For $i>1$ define $f_i(x)$ as the expected amount of time spent in state $i$, starting at $x$, i.e., $$f_i(x)=\mathbb{E}\left(\sum_{n=0}^\infty 1_{[X_n=i]}\,\bigg|\, X_0=x\right).$$
Since the flea can visit any state $i>1$ at most once, and state 1 is absorbing,
$f_i$ is the unique function with $f_i(i)=1$, $f_i(1)=0$, and is
otherwise harmonic, that is,
$$f_i(x) = \begin{cases} 0 & 1=x \\[5pt]
1 & \, i=x\\[5pt]
\sum_y p(x,y) f_i(y) & \mbox{otherwise} \end{cases}$$
Solving the equation above for this particular Markov chain gives
$$f_i(x) = \begin{cases} 0 & 1\leq x<i \\
1 & i=x\\
1/i & i<x \end{cases}$$
The flea's average lifetime is therefore $$\mathbb{E}\left(\sum_{n=0}^\infty 1_{[X_n>1]}\,\bigg|\, X_0=N\right)=\sum_{i>1} f_i(N) = {1\over 2}+{1\over 3}+\cdots+{1\over N-1}+1+0+0+\cdots.$$
From what I found I must assume the flea is initially on vertex $N$, in order that the expected lifetime comes out $\sum_{i=1}^{N-1} \frac1i.$ For each $k$ between $1$ and $N$ let $e(k)$ be the expected life of the flea, given it starts at vertex $k$. Then clearly we want $e(1)=0$ (immediate death, expected lifetime $0$), while also $e(2)=1$ since the flea gets only the one jump to death at vertex $1$. In general, suppose the flea is presently on vertex $k>1$. Then he gets with certainty his first jump, so that $e(k)=1+...$. His next jump being to one of the previous $k-1$ vertices with equal probability, we can see the relation $$e(k)=1+[e(1)+e(2)+\cdots +e(k-1)]/(k-1). \tag{1}$$ This gives the $e(k)$ recursively, and we find e.g. $e(3)=3/2,\ e(4)=11/6,\ e(5)=25/12.$ It so happens that these fractions match the results of summing the first $k-1$ reciprocals of natural numbers $1/1+1/2+\cdots+1/(k-1).$
So "all that's left" is to show that, provided we define the $e(k)$ by these reciprocal sums, then the $e(k)$ also satisfy the initial $e(1)=0$ [this works since an empty sum is $0$ by definition] as well as the recurrence equation $(1)$. I have filled some pages trying to do that with no immediate success, and have also tried to do it with generating functions, using the taylor expansion of $g(x)=-x \ln(1-x)/(1-x)$ whose coefficient of $x^n$ is the sum of the first $n-1$ terms of the harmonic series, but no luck so far.

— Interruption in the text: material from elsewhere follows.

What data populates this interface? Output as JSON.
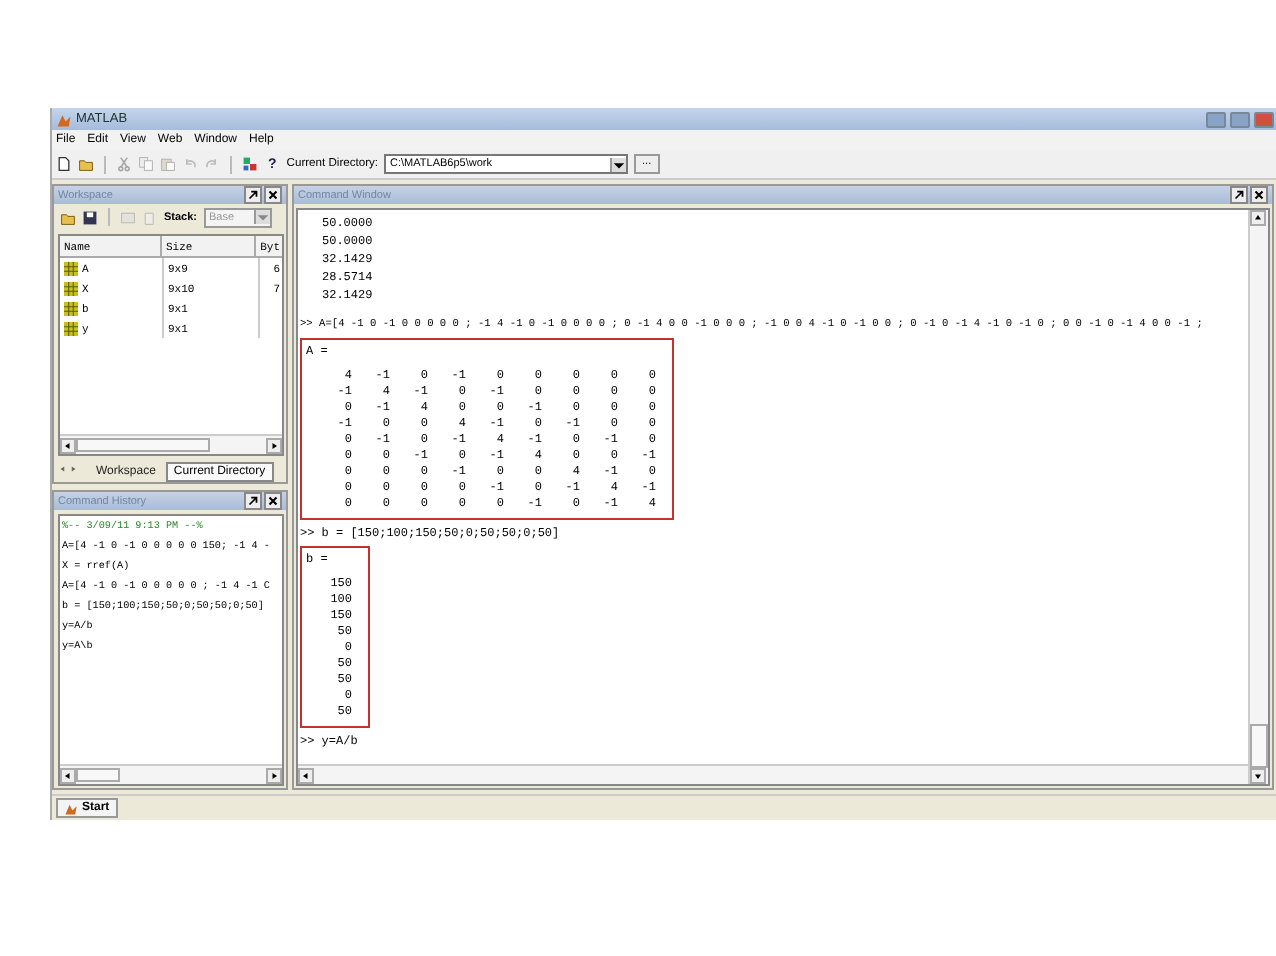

Proof of recursion formula As suggested, define $s(k)=\sum_{j=1}^{k-1} \frac1j .$ It will be more convenient to state the recursion formula as $$s(n+1)=1+\frac1n \sum_{k=1}^n s(k).$$ Substituting for $s(k)$ here the above formula gives the following double sum for $s(n+1):$ $$s(n+1)=1+\frac1n \sum_{k=1}^n \sum_{j=1}^{k-1} \frac1j .$$ The key now is to reverse the order of summation. The restrictions imposed by the sum are that $1 \le j < k \le n$, and to reverse, we may take first $j$ going from $1$ to $n-1$, and then for any fixed $j$ the index $k$ ranges from $j+1$ to $n$. This means the re-written $s(n+1)$ becomes $$s(n+1)=1+\frac1n \sum_{j=1}^{n-1} \sum_{k=j+1}^{n} \frac1j .$$ Now the fraction $\frac1j$ is constant in the inner sum, where it appears $n-j$ times. So its contribution is $\frac{n-j}{j}=\frac nj -1.$ Thus the inner sum has been evaluated and we now have the single sum $$s(n+1)=1+\frac1n\sum_{j=1}^{n-1}[n/j-1].$$ Only a little algebra now brings this into the form $s(n+1)=1+1/2+\cdots +1/n$, completing the inductive proof that the defined formulas $s(n)$ in terms of the partial harmonic sums must agree with the values of $s(n)$ viewed as expected life spans of the flea if it starts at the vertex $n$ (see above for this part).